Studies of about 200 overweight, inactive children ages 7-11 also showed that a regular exercise program reduces body fat and improves bone density.
Is exercise a magic wand that turns them into lean, healthy kids? No. They are still overweight but less so, with less fat, a healthier metabolism and an improved ability to handle life, says Dr. Catherine Davis, clinical health psychologist at the Medical College of Georgia and lead investigator.
All study participants learned about healthy nutrition and the benefits of physical activity; one-third also exercised 20 minutes after school and another third exercised for 40 minutes. Children played hard, with running games, hula hoops and jump ropes, raising their heart rates to 79 percent of maximum, which is considered vigorous.
Aerobic exercise training showed dose-response benefits on executive function (decision-making) and possibly math achievement, in overweight children, researchers write in an abstract being presented during The Obesity Societys Annual Scientific Meeting Oct. 20-24 in New Orleans.
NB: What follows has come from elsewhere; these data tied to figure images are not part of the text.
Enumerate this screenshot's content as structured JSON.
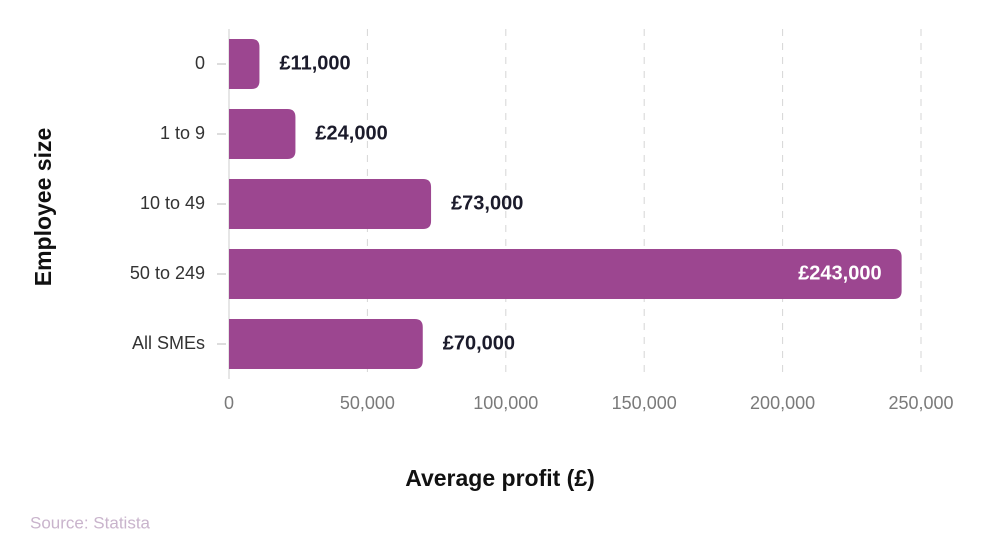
{
  "chart_data": {
    "type": "bar",
    "orientation": "horizontal",
    "categories": [
      "0",
      "1 to 9",
      "10 to 49",
      "50 to 249",
      "All SMEs"
    ],
    "values": [
      11000,
      24000,
      73000,
      243000,
      70000
    ],
    "value_labels": [
      "£11,000",
      "£24,000",
      "£73,000",
      "£243,000",
      "£70,000"
    ],
    "color": "#9c4690",
    "xlim": [
      0,
      250000
    ],
    "xticks": [
      0,
      {
        "value": 50000,
        "label": "50,000"
      },
      {
        "value": 100000,
        "label": "100,000"
      },
      {
        "value": 150000,
        "label": "150,000"
      },
      {
        "value": 200000,
        "label": "200,000"
      },
      {
        "value": 250000,
        "label": "250,000"
      }
    ],
    "grid": true,
    "xlabel": "Average profit (£)",
    "ylabel": "Employee size",
    "source": "Source: Statista"
  }
}
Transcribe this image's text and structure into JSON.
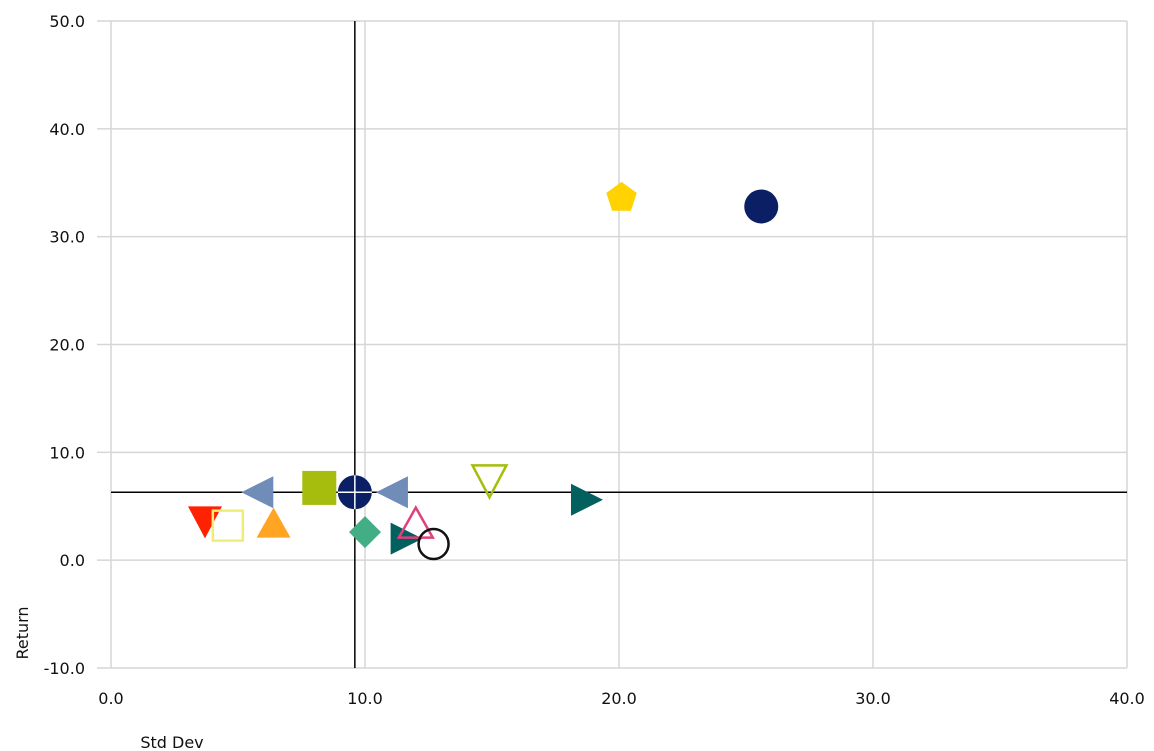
{
  "chart_data": {
    "type": "scatter",
    "title": "",
    "xlabel": "Std Dev",
    "ylabel": "Return",
    "xlim": [
      0,
      40
    ],
    "ylim": [
      -10,
      50
    ],
    "xticks": [
      0,
      10,
      20,
      30,
      40
    ],
    "yticks": [
      -10,
      50,
      40,
      30,
      20,
      10,
      0
    ],
    "xtick_labels": [
      "0.0",
      "10.0",
      "20.0",
      "30.0",
      "40.0"
    ],
    "ytick_labels": [
      "-10.0",
      "50.0",
      "40.0",
      "30.0",
      "20.0",
      "10.0",
      "0.0"
    ],
    "grid": true,
    "reference_lines": {
      "x": 9.6,
      "y": 6.3
    },
    "points": [
      {
        "x": 20.1,
        "y": 33.6,
        "marker": "pentagon",
        "color": "#FFD200",
        "filled": true
      },
      {
        "x": 25.6,
        "y": 32.8,
        "marker": "circle",
        "color": "#0A1F64",
        "filled": true
      },
      {
        "x": 3.7,
        "y": 3.6,
        "marker": "triangle-down",
        "color": "#FF2200",
        "filled": true
      },
      {
        "x": 4.6,
        "y": 3.2,
        "marker": "square",
        "color": "#EEEE77",
        "filled": false
      },
      {
        "x": 5.8,
        "y": 6.3,
        "marker": "triangle-left",
        "color": "#6F8DB8",
        "filled": true
      },
      {
        "x": 6.4,
        "y": 3.3,
        "marker": "triangle-up",
        "color": "#FFA423",
        "filled": true
      },
      {
        "x": 8.2,
        "y": 6.7,
        "marker": "square",
        "color": "#A6BD0E",
        "filled": true
      },
      {
        "x": 9.6,
        "y": 6.3,
        "marker": "circle-cross",
        "color": "#0A1F64",
        "filled": true
      },
      {
        "x": 10.0,
        "y": 2.6,
        "marker": "diamond",
        "color": "#43AE85",
        "filled": true
      },
      {
        "x": 11.1,
        "y": 6.3,
        "marker": "triangle-left",
        "color": "#6F8DB8",
        "filled": true
      },
      {
        "x": 11.6,
        "y": 2.0,
        "marker": "triangle-right",
        "color": "#02605E",
        "filled": true
      },
      {
        "x": 12.0,
        "y": 3.3,
        "marker": "triangle-up",
        "color": "#E0407C",
        "filled": false
      },
      {
        "x": 12.7,
        "y": 1.5,
        "marker": "circle",
        "color": "#111111",
        "filled": false
      },
      {
        "x": 14.9,
        "y": 7.4,
        "marker": "triangle-down",
        "color": "#A6BD0E",
        "filled": false
      },
      {
        "x": 18.7,
        "y": 5.6,
        "marker": "triangle-right",
        "color": "#02605E",
        "filled": true
      }
    ]
  }
}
Regular exercise may be a simple, important method of enhancing childrens cognitive and academic development. These results may persuade educators to implement vigorous physical activity curricula during a childhood obesity epidemic.
Functional magnetic resonance imaging studies, which show the brain at work, were performed on a percentage of children in each group and found those who exercised had different patterns of brain activity during an executive function task.
Look what good it does when they exercise, says Dr. Davis. This is an important public health issue we need to look at as a nation to help our children learn and keep them well.